Verrassende stadsnatuur aan de prachtige getijdenrivier de Hollandsche IJssel. Een lepelaar lepelt naar voedsel in het water van de Hollandsche IJssel. Werner Trooster zag het aan en maakte er een mooie videofilm van: Een wit beest in de voortuin... Er komen ook nog wat andere beesten voorbij...
Lepelaar
Eurasian Spoonbill, Platalea leucorodia - Ibissen (Threskiornithidae)
De lepelaar is één van de beschermingssuccessen van Vogelbescherming.

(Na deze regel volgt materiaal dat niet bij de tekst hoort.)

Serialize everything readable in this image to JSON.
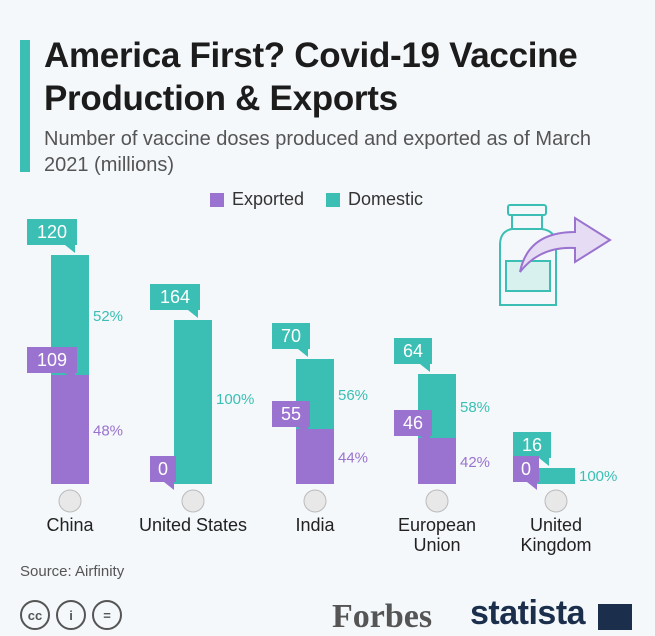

Rond 1970 waren er nog maar 170 broedpaar in ons land, nu ruim 2.500. De Nederlandse populatie lepelaars is uniek, in andere landen in Noord-West Europa broeden ze nauwelijks. Lepelaars bevinden zich van februari tot september/oktober in Nederland. Via Franse en Spaanse moerassen trekken ze naar winterkwartieren langs de West-Afrikaanse kust (vooral Banc d'Arguin). Lepelaars broeden in moerassige gebieden, dichte rietkragen of moeilijk bereikbare bomen en struiken, maar ook op kwelders.
Herkenning
Grote witte vogel met unieke lange, lepelvormige snavel. Lepelaars hebben in prachtkleed een oranjegele borstvlek en een lange, dikke, afhangende kuif. Onvolwassen vogels hebben zwarte vleugeltoppen en vleeskleurige in plaats van een zwarte snavel met een oranjegeel uiteinde en de borstvlek ontbreekt. Van afstand hebben de eveneens witte zilverreigers een meer verticale houding. Vliegen doen de lepelaars met gestrekte hals. Zilverreigers trekken hun hals in.
Leefgebied
De lepelaar heeft een voorkeur voor dynamische natte milieus, vaak op de overgang van zoet naar zout. Ze broeden daar op eilanden, in duinvalleien en op kwelders, en in het binnenland ook in uitgestrekte moerassen met veel waterriet en wisselend, natuurlijk waterpeil. De soort nestelt veelal op de grond in rietvelden of op kwelders maar in toenemende mate ook in struiken en bomen. Lepelaars vinden hun voedsel lopend in ondiep water, waar ze hun snavel op typische wijze heen en weer bewegen, om zo op de tast allerlei prooidieren te vangen. In de lepelvormige snavel is een soort zeefmembraan aanwezig, waarmee hij door een bundeling van zenuwen, over een ultra-gevoelig eetgereedschap beschikt.
Voedsel
Het voedsel bestaat in het voorjaar vooral uit zoetwaterprooien (onder meer stekelbaars en amfibieën, grotere aquatische insecten zoals libellenlarven en andere ongewervelden). Er wordt dan vooral gefoerageerd in ondiepe poldersloten, oeverzones en moerassen. In het getijdengebied wordt in voorjaar en zomer ook veel gefoerageerd op zoutwaterprooien (onder meer garnaal, jonge platvis). Het voedselgebied strekt zich uit tot op 40 km van de broedkolonie. In de nazomer verzamelt de soort zich in de grote wateren met een gunstig voedselaanbod en veilige rustplaatsen, zoals Lauwersmeer, IJsselmeerkust, Oostvaardersplassen en het Wadden- en Deltagebied.
Vogeltrek
Via de Franse en Spaanse moerassen trekken lepelaars in september/oktober naar de winterkwartieren langs de West-Afrikaanse kust en het gebied ten zuiden van de Sahara. Stapsgewijs trekken de lepelaars naar het zuiden, van moeras naar moeras en leggen per keer steeds ‘slechts’ een paar honderd kilometer af. De meeste lepelaars uit Nederland overwinteren in de Banc d'Arguin samen met 2,5 miljoen steltlopers. Vanaf februari/maart keren ze terug in Nederland.